Towards the end of the song, Ayers sang, “And I watch my old comrades, how proudly they march/ Reliving old dreams of past glory/ And the old men march slowly, all bent, stiff and sore/ The forgotten heroes from a forgotten war/ And the young people ask, ‘What are they marching for?’”

“Y’all stuck around for that one,” said Ayers after the 6-minute ballad. “Let’s see about the next one, I’ll try not to offend…. I wrote this song after I graduated from college and came back to North Carolina. Have y’all seen the ‘Thank You, Jesus’ signs? This song is about those.”

Ayers plucked out the beginning of the song before he asked rhetorically, “How does this song start? It’s been a while since I sang it.” But after a few short moments his eyebrows lifted above the rim of his Wayfarer sunglasses in a moment of realization. He then carried on with his comedic tune about meeting Jesus Christ in person and asking him, “Can’t you see we’re prayin’ sinker, line and hook?/ Y’know I love your movie, but I never read the book.”

The crowd laughed at the satirical jabs towards performative Christians and gave a rousing applause at the end of the track. Ayers told audience members there are typically a few people who leave when he performs this piece, but things were different at Porchfest.

“The fact that nobody left during that one says a lot about [us],” Ayers said.

Dunleath is large enough to accommodate this kind of festival and yet small enough to offer a welcoming, grassroots atmosphere.
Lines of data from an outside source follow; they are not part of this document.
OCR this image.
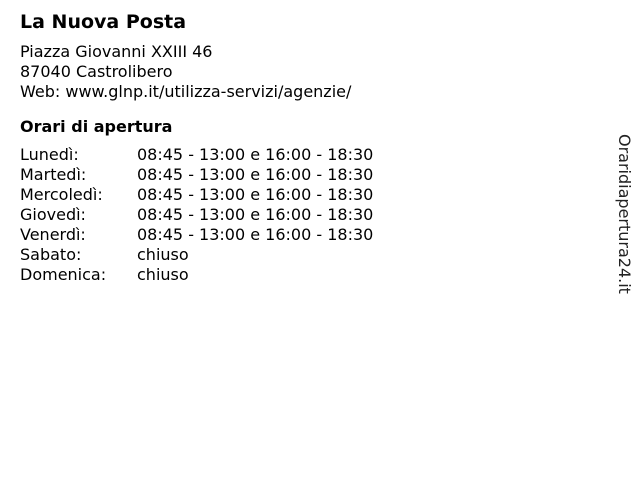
La Nuova Posta
Piazza Giovanni XXIII 46
87040 Castrolibero
Web: www.glnp.it/utilizza-servizi/agenzie/
Orari di apertura
Lunedì:	08:45 - 13:00 e 16:00 - 18:30
Martedì:	08:45 - 13:00 e 16:00 - 18:30
Mercoledì:	08:45 - 13:00 e 16:00 - 18:30
Giovedì:	08:45 - 13:00 e 16:00 - 18:30
Venerdì:	08:45 - 13:00 e 16:00 - 18:30
Sabato:	chiuso
Domenica:	chiuso	Oraridiapertura24.it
It brings artists from all over the Piedmont together in a place where they can exchange ideas and create meaningful connections.

Ayers and Phoenix held an impromptu jam session before either of them went on stage.

Ham mentioned that she loved seeing the two of them play together and that Ayers probably had some things to teach Phoenix. However, it was the other way around.

“He taught me a new chord I didn’t know,” said Ayers in an interview on Ham’s stoop after his show. It was F minor.